Even the titles of Mewborn’s “IBM Suite” have been chosen at random. Each letter of the alphabet was assigned a number. “Then,” he says, “I selected 100 random five-letter combinations. From this list I chose the 20 that were most appealing to me. I wasn’t looking for words in the dictionary.”
Leslie Cheek’s personal reaction to such “words” as “BUANG,” “TEHIG,” “EDBTH,” and “BHAQI” was to enjoy them as letter combinations. To her, they are pure conceptual labels, every bit as free as Mewborn’s prints. As “words,” they do not represent, they simply are.
This element of surprise for the artist himself is rare in Western Virginia art works. However, Mewborn’s philosophy has an established pedigree:
Modern physics is still reeling from Heisenberg’s “principal of uncertainty.” Mathematics itself (that “purest” of sciences) cannot prove anything - as shown by Godel’s 1931 theorem.
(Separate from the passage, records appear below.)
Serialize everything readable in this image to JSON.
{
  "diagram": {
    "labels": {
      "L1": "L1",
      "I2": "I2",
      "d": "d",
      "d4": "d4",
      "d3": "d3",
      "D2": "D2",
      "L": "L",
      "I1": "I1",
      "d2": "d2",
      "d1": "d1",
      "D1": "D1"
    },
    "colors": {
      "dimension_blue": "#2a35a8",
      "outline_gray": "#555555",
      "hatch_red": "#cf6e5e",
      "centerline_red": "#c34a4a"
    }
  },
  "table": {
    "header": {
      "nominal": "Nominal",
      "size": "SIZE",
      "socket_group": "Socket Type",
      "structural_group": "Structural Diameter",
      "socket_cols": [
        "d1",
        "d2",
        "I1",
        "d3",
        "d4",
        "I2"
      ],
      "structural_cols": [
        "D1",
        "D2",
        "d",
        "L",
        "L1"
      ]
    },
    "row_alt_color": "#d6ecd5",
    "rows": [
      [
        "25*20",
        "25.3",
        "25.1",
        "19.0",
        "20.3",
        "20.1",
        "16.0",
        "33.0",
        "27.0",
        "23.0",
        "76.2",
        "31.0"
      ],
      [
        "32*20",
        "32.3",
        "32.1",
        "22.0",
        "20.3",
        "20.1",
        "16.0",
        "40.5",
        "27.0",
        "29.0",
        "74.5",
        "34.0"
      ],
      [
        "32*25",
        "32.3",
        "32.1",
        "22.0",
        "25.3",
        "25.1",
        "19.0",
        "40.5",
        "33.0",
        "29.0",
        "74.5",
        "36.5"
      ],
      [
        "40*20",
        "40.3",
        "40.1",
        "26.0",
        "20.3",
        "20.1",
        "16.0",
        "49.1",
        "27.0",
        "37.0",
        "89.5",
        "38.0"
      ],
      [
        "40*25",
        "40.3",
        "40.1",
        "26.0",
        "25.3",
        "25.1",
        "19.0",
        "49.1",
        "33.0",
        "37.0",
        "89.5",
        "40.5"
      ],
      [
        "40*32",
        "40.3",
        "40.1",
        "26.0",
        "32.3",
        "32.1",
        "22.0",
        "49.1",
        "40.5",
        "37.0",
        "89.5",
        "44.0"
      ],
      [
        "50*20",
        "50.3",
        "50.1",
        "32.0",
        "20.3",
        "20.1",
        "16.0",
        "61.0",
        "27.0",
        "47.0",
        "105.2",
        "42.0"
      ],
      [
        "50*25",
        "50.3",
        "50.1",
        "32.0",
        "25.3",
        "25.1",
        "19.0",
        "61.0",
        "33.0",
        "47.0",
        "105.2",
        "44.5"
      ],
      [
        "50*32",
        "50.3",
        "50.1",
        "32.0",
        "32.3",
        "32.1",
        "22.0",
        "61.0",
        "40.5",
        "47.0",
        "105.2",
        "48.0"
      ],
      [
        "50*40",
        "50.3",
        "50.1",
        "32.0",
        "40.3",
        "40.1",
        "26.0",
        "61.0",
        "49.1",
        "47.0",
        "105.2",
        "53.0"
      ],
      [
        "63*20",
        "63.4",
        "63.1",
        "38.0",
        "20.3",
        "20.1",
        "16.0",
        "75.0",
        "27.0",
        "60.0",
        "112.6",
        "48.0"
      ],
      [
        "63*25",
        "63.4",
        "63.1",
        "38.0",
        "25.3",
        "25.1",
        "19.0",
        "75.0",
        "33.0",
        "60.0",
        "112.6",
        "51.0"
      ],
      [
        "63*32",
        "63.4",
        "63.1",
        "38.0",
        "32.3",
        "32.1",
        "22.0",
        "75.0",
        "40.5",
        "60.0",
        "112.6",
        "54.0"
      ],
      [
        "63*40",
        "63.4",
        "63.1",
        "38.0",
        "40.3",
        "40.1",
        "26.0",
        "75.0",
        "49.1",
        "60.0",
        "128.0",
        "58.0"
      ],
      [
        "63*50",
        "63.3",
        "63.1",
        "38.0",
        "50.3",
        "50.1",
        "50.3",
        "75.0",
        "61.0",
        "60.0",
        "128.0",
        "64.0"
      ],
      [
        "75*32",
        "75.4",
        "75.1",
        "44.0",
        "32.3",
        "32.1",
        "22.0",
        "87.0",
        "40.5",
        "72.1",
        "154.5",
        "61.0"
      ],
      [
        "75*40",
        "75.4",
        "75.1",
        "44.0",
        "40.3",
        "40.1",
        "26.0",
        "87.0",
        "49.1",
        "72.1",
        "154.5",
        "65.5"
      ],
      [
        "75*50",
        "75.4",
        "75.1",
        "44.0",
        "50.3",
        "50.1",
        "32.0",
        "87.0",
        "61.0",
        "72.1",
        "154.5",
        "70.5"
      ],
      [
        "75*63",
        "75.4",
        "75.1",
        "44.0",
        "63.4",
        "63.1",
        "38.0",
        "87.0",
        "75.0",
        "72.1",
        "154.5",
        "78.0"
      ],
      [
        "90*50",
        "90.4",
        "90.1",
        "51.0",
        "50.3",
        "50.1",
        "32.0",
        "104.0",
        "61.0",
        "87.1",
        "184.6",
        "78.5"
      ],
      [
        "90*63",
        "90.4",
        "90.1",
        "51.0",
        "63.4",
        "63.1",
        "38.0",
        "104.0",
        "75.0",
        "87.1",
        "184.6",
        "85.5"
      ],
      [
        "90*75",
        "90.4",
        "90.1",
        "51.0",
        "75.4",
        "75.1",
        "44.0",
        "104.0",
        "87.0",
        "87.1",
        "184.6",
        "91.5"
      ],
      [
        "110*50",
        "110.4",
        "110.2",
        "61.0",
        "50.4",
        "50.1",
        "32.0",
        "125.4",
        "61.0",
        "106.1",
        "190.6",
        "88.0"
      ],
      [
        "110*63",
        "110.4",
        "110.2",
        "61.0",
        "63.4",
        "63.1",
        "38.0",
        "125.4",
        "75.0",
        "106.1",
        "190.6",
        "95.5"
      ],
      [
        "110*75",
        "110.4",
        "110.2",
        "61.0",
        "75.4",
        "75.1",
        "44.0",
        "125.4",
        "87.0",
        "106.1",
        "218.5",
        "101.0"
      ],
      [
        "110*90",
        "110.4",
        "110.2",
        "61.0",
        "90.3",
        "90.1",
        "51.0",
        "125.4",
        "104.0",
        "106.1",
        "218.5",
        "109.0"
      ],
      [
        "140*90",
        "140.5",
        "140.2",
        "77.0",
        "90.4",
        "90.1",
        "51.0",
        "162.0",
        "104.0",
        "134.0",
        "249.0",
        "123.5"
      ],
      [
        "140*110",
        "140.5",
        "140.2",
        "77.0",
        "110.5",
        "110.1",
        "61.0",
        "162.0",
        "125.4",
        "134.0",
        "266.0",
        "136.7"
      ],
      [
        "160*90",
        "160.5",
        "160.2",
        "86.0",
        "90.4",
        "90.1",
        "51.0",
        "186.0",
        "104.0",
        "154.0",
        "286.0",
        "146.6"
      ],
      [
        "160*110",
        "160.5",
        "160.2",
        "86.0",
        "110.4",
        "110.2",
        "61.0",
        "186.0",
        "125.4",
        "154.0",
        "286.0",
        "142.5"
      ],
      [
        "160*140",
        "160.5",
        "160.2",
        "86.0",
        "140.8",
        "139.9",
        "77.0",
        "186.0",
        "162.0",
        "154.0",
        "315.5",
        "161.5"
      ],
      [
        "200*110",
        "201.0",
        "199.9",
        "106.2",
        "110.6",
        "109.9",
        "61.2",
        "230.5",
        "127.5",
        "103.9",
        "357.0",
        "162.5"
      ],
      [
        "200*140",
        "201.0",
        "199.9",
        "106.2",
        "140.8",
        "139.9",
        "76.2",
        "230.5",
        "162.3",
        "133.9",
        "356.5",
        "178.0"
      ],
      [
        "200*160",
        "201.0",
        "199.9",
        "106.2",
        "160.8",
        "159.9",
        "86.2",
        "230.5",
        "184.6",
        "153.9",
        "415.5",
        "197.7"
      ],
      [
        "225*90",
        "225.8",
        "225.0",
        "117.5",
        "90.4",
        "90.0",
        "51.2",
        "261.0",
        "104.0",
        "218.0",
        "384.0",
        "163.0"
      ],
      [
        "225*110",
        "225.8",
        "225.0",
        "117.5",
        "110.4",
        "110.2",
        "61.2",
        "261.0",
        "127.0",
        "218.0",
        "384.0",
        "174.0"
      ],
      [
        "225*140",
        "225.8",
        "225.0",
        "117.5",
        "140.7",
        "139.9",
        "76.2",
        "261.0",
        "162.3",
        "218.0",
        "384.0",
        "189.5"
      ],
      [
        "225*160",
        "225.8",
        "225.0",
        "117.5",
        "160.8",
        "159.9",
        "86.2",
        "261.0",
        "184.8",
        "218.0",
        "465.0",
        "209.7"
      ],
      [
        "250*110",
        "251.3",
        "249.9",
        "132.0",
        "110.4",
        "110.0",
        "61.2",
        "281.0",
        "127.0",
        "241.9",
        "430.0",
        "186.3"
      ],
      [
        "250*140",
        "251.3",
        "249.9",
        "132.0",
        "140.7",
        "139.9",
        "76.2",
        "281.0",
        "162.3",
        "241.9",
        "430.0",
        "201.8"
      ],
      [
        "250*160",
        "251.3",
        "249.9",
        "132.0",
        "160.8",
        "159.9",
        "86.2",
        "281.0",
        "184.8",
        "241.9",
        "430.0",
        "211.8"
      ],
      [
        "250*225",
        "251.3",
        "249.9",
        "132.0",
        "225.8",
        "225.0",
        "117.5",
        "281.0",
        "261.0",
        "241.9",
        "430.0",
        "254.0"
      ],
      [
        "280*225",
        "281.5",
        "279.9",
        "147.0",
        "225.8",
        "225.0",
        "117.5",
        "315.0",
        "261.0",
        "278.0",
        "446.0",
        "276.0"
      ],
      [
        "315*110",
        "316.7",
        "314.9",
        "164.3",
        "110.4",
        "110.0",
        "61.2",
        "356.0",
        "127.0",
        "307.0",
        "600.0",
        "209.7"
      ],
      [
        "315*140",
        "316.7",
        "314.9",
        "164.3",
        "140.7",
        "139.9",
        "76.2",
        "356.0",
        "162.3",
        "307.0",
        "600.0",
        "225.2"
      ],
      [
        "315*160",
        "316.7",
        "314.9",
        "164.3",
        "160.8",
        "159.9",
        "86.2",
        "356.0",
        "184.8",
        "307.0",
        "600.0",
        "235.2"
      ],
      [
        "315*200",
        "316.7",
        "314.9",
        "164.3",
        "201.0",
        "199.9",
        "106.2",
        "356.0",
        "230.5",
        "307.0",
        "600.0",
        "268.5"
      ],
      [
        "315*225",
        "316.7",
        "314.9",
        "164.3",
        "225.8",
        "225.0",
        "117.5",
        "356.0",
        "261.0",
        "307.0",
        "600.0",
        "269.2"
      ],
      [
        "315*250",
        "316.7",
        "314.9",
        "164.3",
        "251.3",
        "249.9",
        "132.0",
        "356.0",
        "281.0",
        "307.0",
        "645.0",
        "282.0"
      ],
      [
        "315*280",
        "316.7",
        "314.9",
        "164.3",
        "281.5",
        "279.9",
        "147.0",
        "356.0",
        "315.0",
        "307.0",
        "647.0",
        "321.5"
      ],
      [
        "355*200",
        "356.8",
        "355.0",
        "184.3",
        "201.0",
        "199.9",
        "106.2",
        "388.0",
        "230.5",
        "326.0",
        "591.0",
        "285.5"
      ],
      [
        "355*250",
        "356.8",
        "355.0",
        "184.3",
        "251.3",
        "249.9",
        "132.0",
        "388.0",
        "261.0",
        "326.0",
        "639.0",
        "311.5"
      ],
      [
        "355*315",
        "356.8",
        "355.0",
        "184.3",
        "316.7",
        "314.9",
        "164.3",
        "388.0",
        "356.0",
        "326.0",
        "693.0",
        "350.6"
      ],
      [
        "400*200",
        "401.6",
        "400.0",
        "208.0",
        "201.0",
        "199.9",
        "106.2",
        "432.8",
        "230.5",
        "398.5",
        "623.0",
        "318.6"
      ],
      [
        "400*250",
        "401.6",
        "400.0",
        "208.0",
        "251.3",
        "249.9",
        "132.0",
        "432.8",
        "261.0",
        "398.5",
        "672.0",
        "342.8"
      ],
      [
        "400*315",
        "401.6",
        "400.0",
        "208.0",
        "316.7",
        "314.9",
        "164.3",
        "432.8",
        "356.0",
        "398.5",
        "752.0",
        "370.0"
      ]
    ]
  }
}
In art, surrealism, and especially Magritte, emphasized that the real is conceptual, and that the conceptual is also real. Chance and even chaos have played a part in the techniques of Arp, Picabia, Michaux, Dubuffet, Tobey, Pollock, and others.
Whereas Pollock demonstrated that painting can freely dispense with anything resembling an image, Mewborn does not go that far toward two-dimensional chaos. His universe is geometric, his colors and forms do not interpenetrate as in De Kooning’s manner. Mewborn shares this organizational impulse with Victor Vasarely, Frank Stella, M.C. Escher and other geometricizers.
“Conceptual, nonobjective art is the purest of the art forms,” claims Mewborn.
His recent series of prints will go on public display for the first time today, at the Yeatts Gallery. Viewers accustomed to impressionistic, representational abstractions, have here an opportunity to explore pure conceptual abstraction - and test the purity of Mewborn’s claim.